FHA was established by Decree 40 1973 now cited as Act F=14 Laws of the Federation of Nigeria 2004. With the intention of boosting its performance and service delivery, the organization was partially commercialized in 1988. Since its creation, its impact has not been fully felt due to inadequate funding and poor policy implementation.
According to the report of Nigeria’s Bureau of Statistics, there has been improvement in the growth of real estate sector to Nigeria’s GDP as it increased on an average of 17.5% between 2010 to 2013. However, this is just a drop in the ocean considering the high level of housing deficit that is still being experienced in Nigeria. With the considerable rate, it is self- evident that FHA needs to be urgently commercialized, restructured and re-organized; as this will make it contribute to the housing needs of Nigerians which is on the increase.
In a Research Paper title “Challenges to Providing Affordable Housing in Nigeria” written By Akeju Ajibola Andrew, says:
“We should start thinking of re-organizing the Nigerian FHA into a government sponsored mortgage insurance institution that will provide this service. My personal opinion is that the Nigerian FHA should not be saddled with the responsibility of building houses because this can be done by the private sector if the enabling environment is created. Such insurance gives mortgage lenders some level of comfort and will encourage them to extend the loans for longer periods to low-to middle income families. To also provide liquidity, such insured mortgages may be securitized, that is, pooled by the FMBN and sold in the domestic capital market to interested investors.”
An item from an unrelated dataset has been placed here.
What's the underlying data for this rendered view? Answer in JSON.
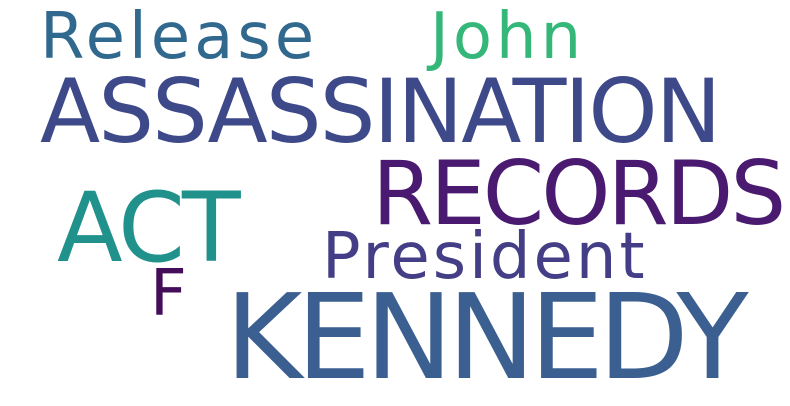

The scholar also lists some factors that need to be looked into if Nigeria wants to provide affordable housing system, the factors are: Legislation (the Land Use Act of 1978 needs to be amended), delay in property registration (one day should be enough for property registration), good mechanism for risk sharing, absence of national credit database, lack of stable macroeconomic environment, lack of capacity or knowledge gap, rigorous procedures in approval of licenses, lack of primary infrastructural facilities, high cost of building materials, enforcement of contracts and tax burden.